Tuesday morning I had my long-awaited appointment to get a second opinion on my psychiatric meds. It’s ironic that I by the time I got it, I am less depressed and anxious than I’ve felt for most of a year. But after all the work it took to get this consultation, I went anyway. I actually think my improvement is due to the leave I’m taking from work and excitement about my upcoming trip (more on that another time).
My normal prescriber is a psychiatric nurse practitioner. She’s all right but I wanted this consult because I’ve been on the same anti-depressant (venlafaxine, aka Effexor) for about two years, and it clearly didn’t keep me from the lows of this past year. We added bupropion (aka Wellbutrin) some time ago, which possibly gave me more energy but I didn’t notice a huge difference. I also take trazodone and clonazepam to sleep at night. I couldn’t help wondering if this was the best I do with meds.
I met with the Director of Adult Psychiatry at the medical university. The advantage: the guy keeps up with all the newest research on treatment for anxiety and depression. The disadvantage: it’s a teaching university, so I got a third-year med student doing his psychiatric rotation sitting in. I decided I’d give him something interesting to talk about with his fellow med students at the bar, and I went ahead and talked about the suicidal thoughts and self-harm of last spring and summer, the hopelessness, (undetailed) history of childhood sexual abuse, demanding professional job and poor concentration and exhaustion–all of it like no big deal, like I might talk about my sore foot at the podiatrist. I wonder if I made him more or less likely to choose psychiatry as his specialization?!?

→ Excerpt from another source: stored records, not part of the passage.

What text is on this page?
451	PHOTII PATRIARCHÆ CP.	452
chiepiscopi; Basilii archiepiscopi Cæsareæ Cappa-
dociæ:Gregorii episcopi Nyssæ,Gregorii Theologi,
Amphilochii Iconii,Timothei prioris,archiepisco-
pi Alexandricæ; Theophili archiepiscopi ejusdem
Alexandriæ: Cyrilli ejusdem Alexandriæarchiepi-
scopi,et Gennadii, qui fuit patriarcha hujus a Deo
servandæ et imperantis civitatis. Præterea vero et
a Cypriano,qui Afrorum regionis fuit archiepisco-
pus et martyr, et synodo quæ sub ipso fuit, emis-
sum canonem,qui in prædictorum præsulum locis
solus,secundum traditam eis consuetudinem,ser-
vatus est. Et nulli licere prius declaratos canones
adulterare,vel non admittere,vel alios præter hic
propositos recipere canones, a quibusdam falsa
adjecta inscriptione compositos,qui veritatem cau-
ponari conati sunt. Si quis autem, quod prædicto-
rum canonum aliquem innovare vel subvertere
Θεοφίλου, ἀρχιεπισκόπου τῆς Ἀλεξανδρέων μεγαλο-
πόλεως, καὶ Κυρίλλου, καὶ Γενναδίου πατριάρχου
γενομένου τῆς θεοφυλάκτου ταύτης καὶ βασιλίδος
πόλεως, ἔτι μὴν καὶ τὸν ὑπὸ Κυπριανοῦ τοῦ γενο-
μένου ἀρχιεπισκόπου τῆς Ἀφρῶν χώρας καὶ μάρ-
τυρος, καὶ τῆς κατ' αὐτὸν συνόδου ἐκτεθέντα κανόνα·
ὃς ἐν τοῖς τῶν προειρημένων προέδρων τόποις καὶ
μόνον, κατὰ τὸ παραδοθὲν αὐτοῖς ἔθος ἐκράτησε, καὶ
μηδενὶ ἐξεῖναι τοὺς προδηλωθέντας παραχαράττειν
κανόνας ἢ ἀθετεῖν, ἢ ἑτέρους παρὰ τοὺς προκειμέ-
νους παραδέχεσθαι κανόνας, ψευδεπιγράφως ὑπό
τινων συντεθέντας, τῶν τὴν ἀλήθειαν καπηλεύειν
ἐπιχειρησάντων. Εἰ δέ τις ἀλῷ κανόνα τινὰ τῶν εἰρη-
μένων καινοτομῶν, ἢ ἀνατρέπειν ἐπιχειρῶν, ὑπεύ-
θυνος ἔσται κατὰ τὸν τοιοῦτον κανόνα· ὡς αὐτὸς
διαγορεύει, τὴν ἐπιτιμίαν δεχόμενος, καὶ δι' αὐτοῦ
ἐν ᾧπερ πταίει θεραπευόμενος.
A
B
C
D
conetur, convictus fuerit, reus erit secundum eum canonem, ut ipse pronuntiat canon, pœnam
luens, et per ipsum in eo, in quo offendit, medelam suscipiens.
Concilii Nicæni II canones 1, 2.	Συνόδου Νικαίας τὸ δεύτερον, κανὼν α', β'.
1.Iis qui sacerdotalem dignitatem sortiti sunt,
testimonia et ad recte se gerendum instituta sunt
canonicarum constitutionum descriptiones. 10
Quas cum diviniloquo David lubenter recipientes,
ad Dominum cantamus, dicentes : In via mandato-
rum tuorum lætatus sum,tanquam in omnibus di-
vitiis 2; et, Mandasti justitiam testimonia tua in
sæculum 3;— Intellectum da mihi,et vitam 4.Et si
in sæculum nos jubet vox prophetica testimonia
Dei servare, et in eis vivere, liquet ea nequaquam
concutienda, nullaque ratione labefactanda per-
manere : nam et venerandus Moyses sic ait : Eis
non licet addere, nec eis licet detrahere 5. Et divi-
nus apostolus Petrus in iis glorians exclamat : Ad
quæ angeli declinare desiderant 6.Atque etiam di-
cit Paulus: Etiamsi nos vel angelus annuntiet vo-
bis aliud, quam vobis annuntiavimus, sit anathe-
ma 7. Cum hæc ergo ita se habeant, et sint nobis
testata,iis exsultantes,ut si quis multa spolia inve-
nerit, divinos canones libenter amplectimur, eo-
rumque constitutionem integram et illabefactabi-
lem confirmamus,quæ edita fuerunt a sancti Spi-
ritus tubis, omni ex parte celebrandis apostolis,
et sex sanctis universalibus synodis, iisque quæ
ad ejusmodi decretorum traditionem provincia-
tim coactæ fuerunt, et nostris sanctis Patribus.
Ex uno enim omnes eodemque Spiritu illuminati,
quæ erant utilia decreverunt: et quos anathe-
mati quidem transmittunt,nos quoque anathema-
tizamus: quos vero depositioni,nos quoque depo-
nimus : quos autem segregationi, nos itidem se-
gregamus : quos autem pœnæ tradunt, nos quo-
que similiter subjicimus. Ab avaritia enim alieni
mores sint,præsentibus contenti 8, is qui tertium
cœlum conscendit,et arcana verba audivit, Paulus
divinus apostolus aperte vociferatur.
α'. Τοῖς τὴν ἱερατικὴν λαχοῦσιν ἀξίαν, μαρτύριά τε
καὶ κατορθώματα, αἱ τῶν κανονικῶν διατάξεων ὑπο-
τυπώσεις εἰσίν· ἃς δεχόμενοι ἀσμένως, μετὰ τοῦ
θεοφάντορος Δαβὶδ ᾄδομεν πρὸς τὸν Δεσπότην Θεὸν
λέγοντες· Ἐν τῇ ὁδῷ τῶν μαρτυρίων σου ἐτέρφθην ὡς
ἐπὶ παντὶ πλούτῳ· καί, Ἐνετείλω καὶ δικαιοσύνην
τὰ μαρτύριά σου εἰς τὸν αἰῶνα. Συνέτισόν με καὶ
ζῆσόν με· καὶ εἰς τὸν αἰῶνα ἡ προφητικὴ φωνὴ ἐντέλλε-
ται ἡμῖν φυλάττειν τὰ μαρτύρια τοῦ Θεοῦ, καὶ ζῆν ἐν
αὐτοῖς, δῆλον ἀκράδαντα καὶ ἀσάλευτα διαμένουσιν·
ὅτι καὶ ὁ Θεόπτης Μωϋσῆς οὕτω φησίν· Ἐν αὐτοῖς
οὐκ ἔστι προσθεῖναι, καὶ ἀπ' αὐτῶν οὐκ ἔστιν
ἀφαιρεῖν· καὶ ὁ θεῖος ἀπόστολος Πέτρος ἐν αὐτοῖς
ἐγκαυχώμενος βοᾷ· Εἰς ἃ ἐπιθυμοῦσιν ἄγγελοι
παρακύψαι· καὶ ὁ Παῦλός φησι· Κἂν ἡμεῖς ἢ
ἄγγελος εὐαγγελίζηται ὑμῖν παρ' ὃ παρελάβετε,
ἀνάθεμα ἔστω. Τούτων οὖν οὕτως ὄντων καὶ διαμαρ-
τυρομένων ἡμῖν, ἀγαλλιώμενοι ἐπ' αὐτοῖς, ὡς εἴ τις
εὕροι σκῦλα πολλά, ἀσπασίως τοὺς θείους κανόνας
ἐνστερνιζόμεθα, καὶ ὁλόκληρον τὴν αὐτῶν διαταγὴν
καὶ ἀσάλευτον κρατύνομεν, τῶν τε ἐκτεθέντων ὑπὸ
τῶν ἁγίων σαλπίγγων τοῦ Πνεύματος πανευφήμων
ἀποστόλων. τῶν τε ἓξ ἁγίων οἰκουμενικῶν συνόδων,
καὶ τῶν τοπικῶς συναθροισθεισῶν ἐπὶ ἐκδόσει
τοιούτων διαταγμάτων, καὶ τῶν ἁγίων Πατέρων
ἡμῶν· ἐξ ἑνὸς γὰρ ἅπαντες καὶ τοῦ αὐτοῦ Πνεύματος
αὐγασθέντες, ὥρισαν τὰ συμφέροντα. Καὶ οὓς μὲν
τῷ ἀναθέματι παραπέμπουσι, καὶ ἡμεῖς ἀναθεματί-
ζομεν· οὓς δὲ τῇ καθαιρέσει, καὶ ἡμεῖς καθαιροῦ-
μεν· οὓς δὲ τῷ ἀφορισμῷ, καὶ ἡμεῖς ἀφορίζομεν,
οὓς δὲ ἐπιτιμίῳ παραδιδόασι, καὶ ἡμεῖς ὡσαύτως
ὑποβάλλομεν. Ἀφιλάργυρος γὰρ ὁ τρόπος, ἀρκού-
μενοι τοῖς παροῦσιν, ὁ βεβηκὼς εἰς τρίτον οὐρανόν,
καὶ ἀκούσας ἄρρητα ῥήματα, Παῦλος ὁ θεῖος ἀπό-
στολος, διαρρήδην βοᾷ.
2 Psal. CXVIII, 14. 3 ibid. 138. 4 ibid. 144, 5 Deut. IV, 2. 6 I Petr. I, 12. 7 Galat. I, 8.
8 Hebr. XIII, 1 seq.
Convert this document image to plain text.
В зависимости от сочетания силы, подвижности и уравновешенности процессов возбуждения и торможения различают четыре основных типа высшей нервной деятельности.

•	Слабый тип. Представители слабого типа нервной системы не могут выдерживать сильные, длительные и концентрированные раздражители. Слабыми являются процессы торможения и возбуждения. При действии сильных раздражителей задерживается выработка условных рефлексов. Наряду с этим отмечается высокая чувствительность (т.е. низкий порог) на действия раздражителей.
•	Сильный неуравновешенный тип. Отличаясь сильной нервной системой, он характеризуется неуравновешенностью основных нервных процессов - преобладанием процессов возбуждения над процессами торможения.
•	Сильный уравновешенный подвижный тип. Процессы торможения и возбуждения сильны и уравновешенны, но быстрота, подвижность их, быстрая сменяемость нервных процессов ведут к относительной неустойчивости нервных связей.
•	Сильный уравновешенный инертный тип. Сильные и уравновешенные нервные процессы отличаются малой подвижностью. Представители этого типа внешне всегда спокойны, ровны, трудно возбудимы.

But I digress. What I meant to write about was what I learned from the consult. Here are the 4 big take-home messages.
- For a person who self-harms when the internal agitation gets unmanageable, he much prefers the use of Xanax to something like clonazepam, because it is much faster acting and therefore provides quick relief and reduces frequency of self-harm. I haven’t burned myself for months, but this is good to know for the future, just in case, you know.
- He does not prescribe Effexor anymore because people have such a hard time coming off of it. He had two patients become psychotic and need hospitalization coming off it (and another friend of mine told me her psychiatrist calls it Side-Effexor). Plus I just went through one of my worst depressions and was taking it all the whole time. He thinks duloxetine (Cymbalta) might be better, and if so that I should taper onto it while slowly tapering off the Effexor. But..
- I have taken lots of different meds over the years and never experienced long-lasting relief. He said if I wanted, I could have a DNA test that would provide us some useful information about serotonin re-uptake as well as metabolism of meds in the liver. This can help guide selection of meds as well as help determine dosages. For example, if your liver metabolizes a drug faster than typical rates, you could benefit from a higher-than-standard dose. I don’t know about you all, but I didn’t know this was possible. I think it’s encouraging that medicine is going in this direction and away from the let’s guess and see what happens approach. So I decided to go ahead and pay $400 out of pocket to have my cheek swabbed and my DNA sequenced. I hope it will be worth it.
- He told me to check out the manufacturer of the generic drugs I’m taking (all 4 of them are generics). All generics are not alike, no matter what people tell you, he said. A lot of generics are made in India, and they all go through Central Drugs Standard Control Organization that tests and certifies that they meet FDA standards. Except that it turns out they only test new drugs and are woefully understaffed. Medications that are not newly developed don’t get tested. He also said you can go to FDA.gov and search by pharmaceutical company to see if there have been any warnings about a particular drug manufacturer. If so, I should think about switching to a pharmacy that uses a different manufacturer. Why should it be on us to track down this information? Can we really expect a depressed person who has trouble getting out of bed to do this online research and then call around to lots of local pharmacies to ask them all where their drugs come from? And what if you live in a small town with only one pharmacy?
In the end, all decisions are on hold until I get the results of the genetic testing, and even then, I won’t do anything about it until I get back from my travels. It was interesting though. It made me simultaneously hopeful that we are learning how to better match psych meds to individual need but frightened that people can’t be sure about the quality of the meds they take.